The 18 chapters of the Gita can be viewed as three shadgams of six chapters each. In each of these sections, three broad topics are dealt with.

In the first set of six chapters, the three topics discussed are:

  • Jiva vichara
  • Sadana of karma yoga to attain moksha
  • Human effort, purusha prayatna, to gain self knowledge.

The second shadgam discusses:

  • Ishwara swaroopa
  • Sadana of upasana yoga or meditation on Saguna Brahman
  • Ishwara Kripa.

The focus in the third shadgam is on:

  • The oneness of Paramatma and jivatma
  • The sadana of jnana yoga through practices – sravana, manana, nidhidyasa, etc.
  • The importance of character building by cultivating worthy qualities and virtues.

It is shown that the first topic in each of the three shadgams, namely jiva vichara, Ishwara vichara and Jiva-Brahma Aikya Jnana, respectively unfolds the explanation of the three terms Tvam, Tat and Asi in the Mahavakya. The ‘Tvam’ pada refers to the essential nature of the individual soul, the ‘Tat’ pada is about the nature of the Supreme Brahman and the ‘Asi’ pada affirms the oneness of Paramatma and the jivatma. The second and the third topics in each of three sections comprehensively deal with the yoga sadanas, karma, bhakti and jnana and of the importance of human effort, God’s grace and the cultivation of Daivi sampath or virtues.

Speaking Tree Article by Nitin Sridhar

The Sruti makes statements like “Tat Tvam Asi”(Thou Art That) and “Aham Brahmasmi”(I am Brahman) which often may lead to confusion.

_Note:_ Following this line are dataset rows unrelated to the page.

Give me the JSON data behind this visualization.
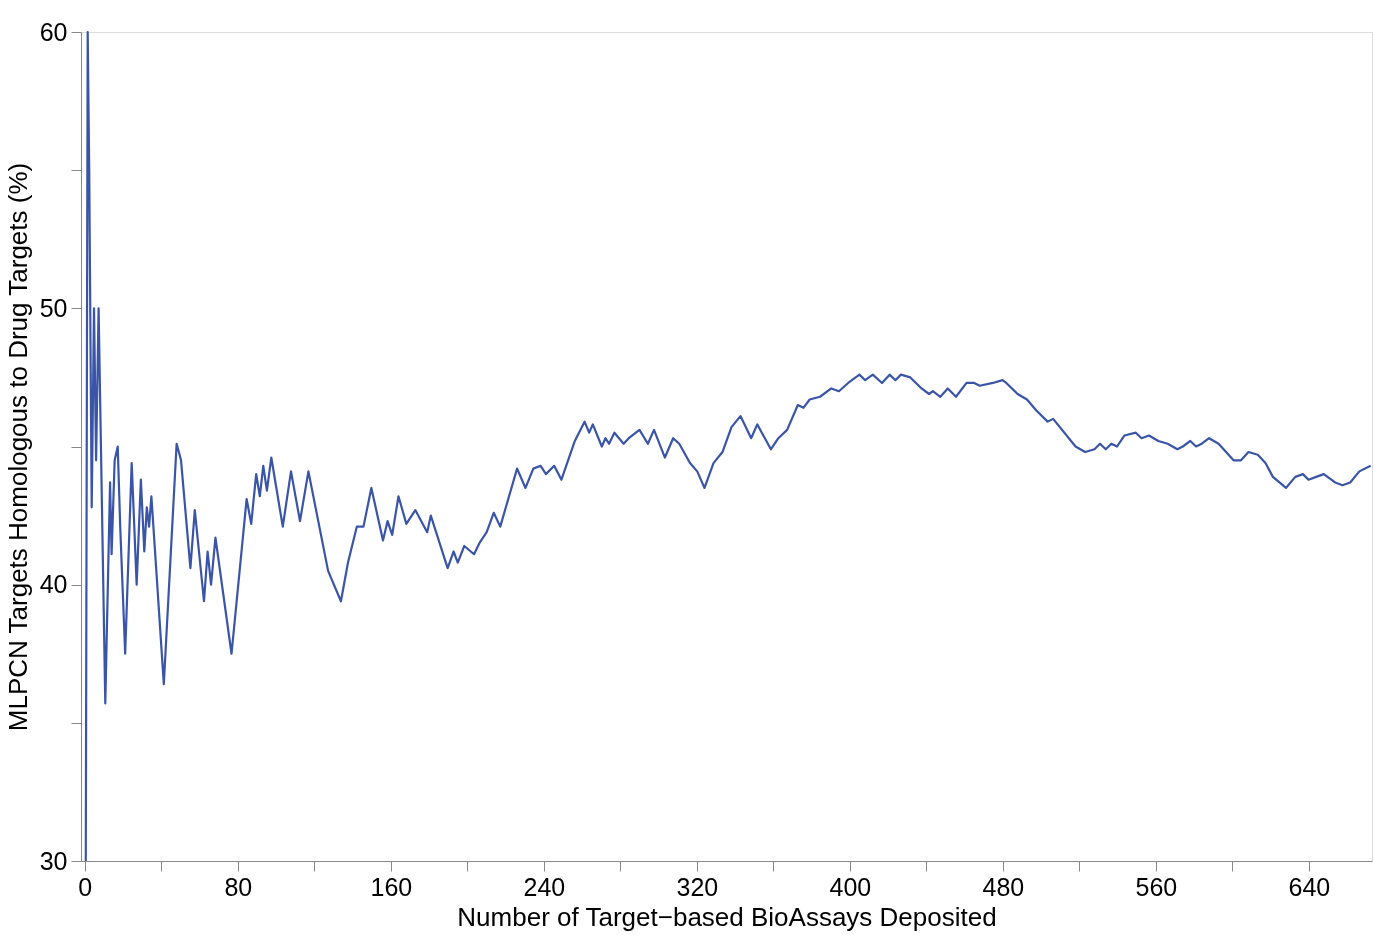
{
  "chart_data": {
    "type": "line",
    "xlabel": "Number of Target−based BioAssays Deposited",
    "ylabel": "MLPCN Targets Homologous to Drug Targets (%)",
    "xlim": [
      -2,
      673
    ],
    "ylim": [
      30,
      60
    ],
    "xticks": [
      0,
      {
        "value": 40,
        "label": null
      },
      80,
      {
        "value": 120,
        "label": null
      },
      160,
      {
        "value": 200,
        "label": null
      },
      240,
      {
        "value": 280,
        "label": null
      },
      320,
      {
        "value": 360,
        "label": null
      },
      400,
      {
        "value": 440,
        "label": null
      },
      480,
      {
        "value": 520,
        "label": null
      },
      560,
      {
        "value": 600,
        "label": null
      },
      640
    ],
    "yticks": [
      30,
      {
        "value": 35,
        "label": null
      },
      40,
      {
        "value": 45,
        "label": null
      },
      50,
      {
        "value": 55,
        "label": null
      },
      60
    ],
    "grid": false,
    "legend": false,
    "marker": "none",
    "line_style": "solid",
    "series": [
      {
        "color": "#3a55a8",
        "x": [
          0.5,
          1.5,
          2.3,
          3.6,
          4.8,
          5.9,
          7.2,
          10.7,
          13.2,
          14,
          15.6,
          17.2,
          18.5,
          21.1,
          24.5,
          27.1,
          29.3,
          31.1,
          32.4,
          33.6,
          34.8,
          41.3,
          48,
          50.3,
          55.2,
          57.5,
          62.3,
          64.2,
          66,
          68.3,
          76.7,
          84.6,
          87,
          89.6,
          91.5,
          93.3,
          95.2,
          97.5,
          103.5,
          107.8,
          112.5,
          116.9,
          127.2,
          133.9,
          137.6,
          142.2,
          145.7,
          149.8,
          155.9,
          158.3,
          160.7,
          164,
          168.1,
          172.8,
          179,
          180.9,
          189.7,
          192.8,
          195,
          198.4,
          203.5,
          206.3,
          210.1,
          213.8,
          217.2,
          226,
          230.4,
          234.5,
          238.3,
          241.1,
          245.4,
          249.2,
          256.2,
          261.3,
          263.7,
          265.6,
          270.3,
          272.2,
          274.1,
          276.9,
          281.7,
          284.4,
          290,
          294.4,
          297.6,
          303.3,
          307.6,
          310.8,
          316.4,
          320.2,
          324,
          328.7,
          333.4,
          338.1,
          342.8,
          348.4,
          351.6,
          358.7,
          362.6,
          367.2,
          372.8,
          375.7,
          379,
          384.4,
          390.3,
          394.3,
          399.1,
          405,
          408,
          412,
          416.8,
          420.8,
          423.8,
          426.7,
          431.6,
          437.5,
          441.4,
          443.4,
          447.3,
          451.2,
          455.5,
          461,
          465,
          467.9,
          474.8,
          479.8,
          481.8,
          487.7,
          492.6,
          497.5,
          503.4,
          506.3,
          518,
          523,
          527.9,
          530.8,
          533.8,
          536.7,
          539.7,
          543.6,
          549.5,
          552.5,
          556.4,
          561.3,
          566.2,
          571.2,
          574.1,
          578,
          581,
          584,
          587.8,
          592.8,
          600.6,
          604.5,
          608.4,
          613.3,
          617.3,
          621.2,
          628,
          632.9,
          636.9,
          639.8,
          643.8,
          647.8,
          653.7,
          657.6,
          661.6,
          666.4,
          672.3
        ],
        "values": [
          30,
          60,
          55,
          42.8,
          50,
          44.5,
          50,
          35.7,
          43.7,
          41.1,
          44.5,
          45,
          42.1,
          37.5,
          44.4,
          40,
          43.8,
          41.2,
          42.8,
          42.1,
          43.2,
          36.4,
          45.1,
          44.5,
          40.6,
          42.7,
          39.4,
          41.2,
          40,
          41.7,
          37.5,
          43.1,
          42.2,
          44,
          43.2,
          44.3,
          43.4,
          44.6,
          42.1,
          44.1,
          42.3,
          44.1,
          40.5,
          39.4,
          40.8,
          42.1,
          42.1,
          43.5,
          41.6,
          42.3,
          41.8,
          43.2,
          42.2,
          42.7,
          41.9,
          42.5,
          40.6,
          41.2,
          40.8,
          41.4,
          41.1,
          41.5,
          41.9,
          42.6,
          42.1,
          44.2,
          43.5,
          44.2,
          44.3,
          44,
          44.3,
          43.8,
          45.2,
          45.9,
          45.5,
          45.8,
          45,
          45.3,
          45.1,
          45.5,
          45.1,
          45.3,
          45.6,
          45.1,
          45.6,
          44.6,
          45.3,
          45.1,
          44.4,
          44.1,
          43.5,
          44.4,
          44.8,
          45.7,
          46.1,
          45.3,
          45.8,
          44.9,
          45.3,
          45.6,
          46.5,
          46.4,
          46.7,
          46.8,
          47.1,
          47,
          47.3,
          47.6,
          47.4,
          47.6,
          47.3,
          47.6,
          47.4,
          47.6,
          47.5,
          47.1,
          46.9,
          47,
          46.8,
          47.1,
          46.8,
          47.3,
          47.3,
          47.2,
          47.3,
          47.4,
          47.3,
          46.9,
          46.7,
          46.3,
          45.9,
          46,
          45,
          44.8,
          44.9,
          45.1,
          44.9,
          45.1,
          45,
          45.4,
          45.5,
          45.3,
          45.4,
          45.2,
          45.1,
          44.9,
          45,
          45.2,
          45,
          45.1,
          45.3,
          45.1,
          44.5,
          44.5,
          44.8,
          44.7,
          44.4,
          43.9,
          43.5,
          43.9,
          44,
          43.8,
          43.9,
          44,
          43.7,
          43.6,
          43.7,
          44.1,
          44.3
        ]
      }
    ]
  }
}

Every verse can have three kinds of meanings- sAmAnadhikaranam, visheshana-visheShya bhava and lakshya-lakshana sambhanda (Naishkarmya-Siddi 3.3).
If we interpret the Mahavakya according to sAmAnadhikarana, the Thou and That, the Jiva and Brahman which are different are being equated. The Mahavakya will mean that the Jiva that is limited and temporary is equal to/same as Brahman, that is infinite and birth-less. This is called as “sAmAnAdhikaranam” or “Co-ordination”.

On the other hand, if we are to take that the Mahavakya is implying that “Thou” is being qualified by the term “That” and vice versa; then it would mean that to the Jiva (in its limiting aspect) is attributed the Brahman-hood (i.e. the qualities like Birth-less, Infinite) and to the Brahman (which is ever-free) is attributed the Jiva-hood (i.e. the qualities like temporary and bounded. This kind of interpretation is called as “visheshaNa-visheshya bhAva” or “Subject-Predicate Relation”.

But, it is visible that in the case of the Mahavakya- “Tat Tvam Asi”, both sAmAnAdhikaranam and visheshaNa-visheshya bhAva does not apply because, neither the limited and temporary Jiva that is subjected to Karma and bondage can be equated to Brahman/God who is eternal, birth-less and ever free, nor can the qualities of one be attributed to another. Gaudapada in his Mandukya Karika (3.21) says that-“the immortal cannot become mortal. Similarly, the mortal cannot become immortal. The mutation of one’s nature will take in no way whatsoever”. Hence, in the case of this Mahavakya, the “Co-ordination” and “Subject-Predicate Relationship” does not apply.

Hence, one must take into consideration only the “lakshya-lakshana sambandha” i.e. Indirect Indication. And accordingly, the “Thou” refers not to the Jiva who is limited by body and mind, but to the Atman, the Inner-most Self who is ever-free and the lone Witness of the body, senses and the mind. Hence, it is the Innermost Atman who is eternal and ever-free is being identified with Brahman, the substratum of the Universe who is also eternal and birth-less. In other words, the Mahavakya implies that, it is the Brahman who is infinite and eternal inhabits all the objects of the Universe as their Atman/Innermost Self.

And when, an individual through vichara/discrimination understands the Real-Self, the Atman as devoid of the Non-Self entities like body and mind and then through Niddhi-dhyasa/contemplation realizes the identity of Atman who is Immidiate (Aparoksha) and Self-established with Brahman who is birthless and ever-free, then he becomes “Jivan-Mukta” due to the destruction of all Ignorance.